Going into what is now my seventh project, the nervous energy that used to occupancy each semester has largely gone away. This is one in part to reflections and soul searching I have done on my own, but largely due to the fact that I feel as I have some kind of grasp on development. A working understanding at the very least, as I still really only fully understand my own field well enough to talk in depth about it. That being said that understanding coupled with that working knowledge has brought me this far and helped me lead teams to make great games.


Over that time my aptitudes have emerged as well as the banes that I continue to work with. I hold in that former category an ability to communicate and to put people at ease. These are possibly my greatest strengths on a development team, as it takes the stress of getting a point across between different mindsets away from the team allowing them to do there job better. That also feeds into the second facet of calming people, good work doesn’t come out of uncomfortable people so having at least one person around that is comfortable to talk to is beneficial. It also helps shew away the notion that I’m a boss and a person to be afraid of but rather another member of the team.


That being said, this wasn't a skill that I was just born with, it only got to this point though trail and error. The wake up call for me was my second project in production one. That game for me is my least favorite project, not only because I saw a lot of potential in it that didn’t bloom, but because of my own failing on it. At the time I was still trying to figure out how I fit on a team, by emulating what others who I thought where better would do. This made things somewhat stiff in meetings and when speaking with the team, as it felt like an obligation. Try as I did to make things better nothing really worked and we turned in what in my eyes was a half hearted project. A product that still functioned sure but felt empty and devoid of spirt.

After that I knew I had to do something different, something to avoid another half dead project. So I switched up how I acted, let go of the notion of being someone else and began managing time and meeting place better. The only thing I kept was the positive attitude that got me though that last project. Everything else went and everything was different.
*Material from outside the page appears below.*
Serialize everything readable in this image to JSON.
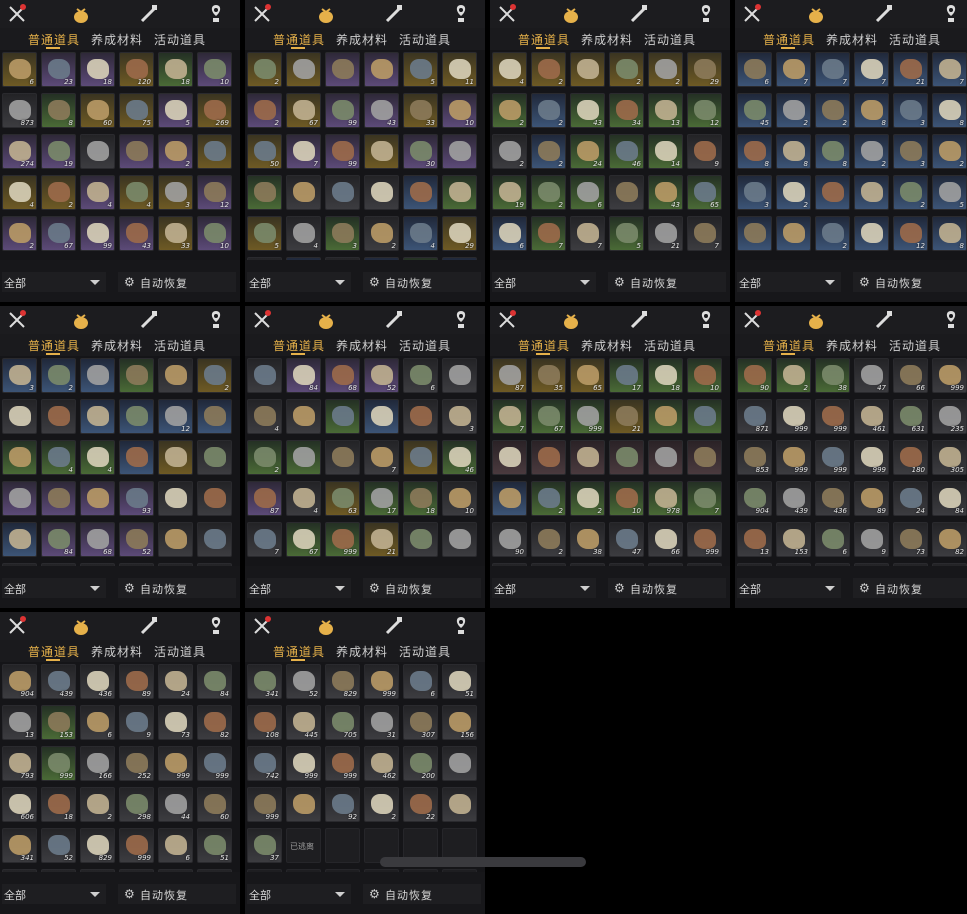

Project three rolls around and it’s the polar opposite. Teams excited, everyone’s is talking, work is getting done, the idea is growing with every week. Now, that team had problems of its own, problems that I wont delve into today but in the short it was an improvement over the last project. Because I had found who I am as a developer and wasn’t afraid to be that person. And while that person is great with certain people he doesn’t mesh with all types and that was the biggest lesson I had to learn and be ok with. That not everyone is going to like you or want to work with you but pretending to be someone else is not going to fix the problem just further alienate your team mates. That is probably the biggest thing I have to work on now that I have this foundation. To try and reach out to people outside of my own grasp who may be at odds with who am I but be able to still work together and make something amassing without either of us having to pretend to be something else.